Proliferative vitreoretinopathy (PVR) is a fibrotic eye disease that develops after rhegmatogenous retinal detachment surgery and open-globe traumatic injury. Idelalisib is a specific inhibitor of phosphoinositide 3-kinase (PI3K) δ. While PI3Kδ is primarily expressed in leukocytes, its expression is also considerably high in retinal pigment epithelial (RPE) cells, which play a crucial part in the PVR pathogenesis. Herein we show that GeoMx Digital Spatial Profiling uncovered strong expression of fibronectin in RPE cells within epiretinal membranes from patients with PVR, and that idelalisib (10 μM) inhibited Akt activation, fibronectin expression and collagen gel contraction induced by transforming growth factor (TGF)-β2 in human RPE cells. Furthermore, we discovered that idelalisib at a vitreal concentration of 10 μM, a non-toxic dose to the retina, prevented experimental PVR induced by intravitreally injected RPE cells in rabbits assessed by experienced ophthalmologists using an indirect ophthalmoscope plus a + 30 D fundus lens, electroretinography, optical coherence tomography and histological analysis.

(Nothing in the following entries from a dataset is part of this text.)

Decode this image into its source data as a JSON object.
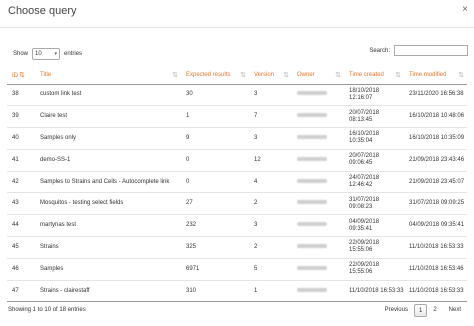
{
  "modal": {
    "title": "Choose query",
    "close_glyph": "×"
  },
  "controls": {
    "show_label": "Show",
    "entries_value": "10",
    "entries_label": "entries",
    "search_label": "Search:",
    "search_value": ""
  },
  "columns": {
    "id": "ID",
    "title": "Title",
    "expected": "Expected results",
    "version": "Version",
    "owner": "Owner",
    "created": "Time created",
    "modified": "Time modified"
  },
  "rows": [
    {
      "id": "38",
      "title": "custom link test",
      "expected": "30",
      "version": "3",
      "created": "18/10/2018 12:16:07",
      "modified": "23/11/2020 16:56:38"
    },
    {
      "id": "39",
      "title": "Claire test",
      "expected": "1",
      "version": "7",
      "created": "20/07/2018 08:13:45",
      "modified": "16/10/2018 10:48:06"
    },
    {
      "id": "40",
      "title": "Samples only",
      "expected": "9",
      "version": "3",
      "created": "16/10/2018 10:35:04",
      "modified": "16/10/2018 10:35:09"
    },
    {
      "id": "41",
      "title": "demo-SS-1",
      "expected": "0",
      "version": "12",
      "created": "20/07/2018 09:06:45",
      "modified": "21/09/2018 23:43:46"
    },
    {
      "id": "42",
      "title": "Samples to Strains and Cells - Autocomplete link",
      "expected": "0",
      "version": "4",
      "created": "24/07/2018 12:46:42",
      "modified": "21/09/2018 23:45:07"
    },
    {
      "id": "43",
      "title": "Mosquitos - testing select fields",
      "expected": "27",
      "version": "2",
      "created": "31/07/2018 09:08:23",
      "modified": "31/07/2018 09:09:25"
    },
    {
      "id": "44",
      "title": "martynas test",
      "expected": "232",
      "version": "3",
      "created": "04/09/2018 09:35:41",
      "modified": "04/09/2018 09:35:41"
    },
    {
      "id": "45",
      "title": "Strains",
      "expected": "325",
      "version": "2",
      "created": "22/09/2018 15:55:06",
      "modified": "11/10/2018 16:53:33"
    },
    {
      "id": "46",
      "title": "Samples",
      "expected": "6971",
      "version": "5",
      "created": "22/09/2018 15:55:06",
      "modified": "11/10/2018 16:53:46"
    },
    {
      "id": "47",
      "title": "Strains - clairestaff",
      "expected": "310",
      "version": "1",
      "created": "11/10/2018 16:53:33",
      "modified": "11/10/2018 16:53:33"
    }
  ],
  "footer": {
    "info": "Showing 1 to 10 of 18 entries",
    "previous": "Previous",
    "current_page": "1",
    "page_2": "2",
    "next": "Next"
  },
  "colors": {
    "accent": "#e8762b",
    "border": "#999999"
  },
  "icons": {
    "sort": "sort-arrows-icon",
    "sort_active": "sort-ascending-icon",
    "close": "close-icon"
  }
}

These data suggested idelalisib could be harnessed for preventing patients from PVR.

Type: Article
Title: Idelalisib inhibits experimental proliferative vitroretinopathy
Location: United States
Open access status: An open access version is available from UCL Discovery
DOI: 10.1038/s41374-022-00822-7
Publisher version: https://doi.org/10.1038/s41374-022-00822-7
Language: English
Additional information: This version is the author accepted manuscript. For information on re-use, please refer to the publisher's terms and conditions.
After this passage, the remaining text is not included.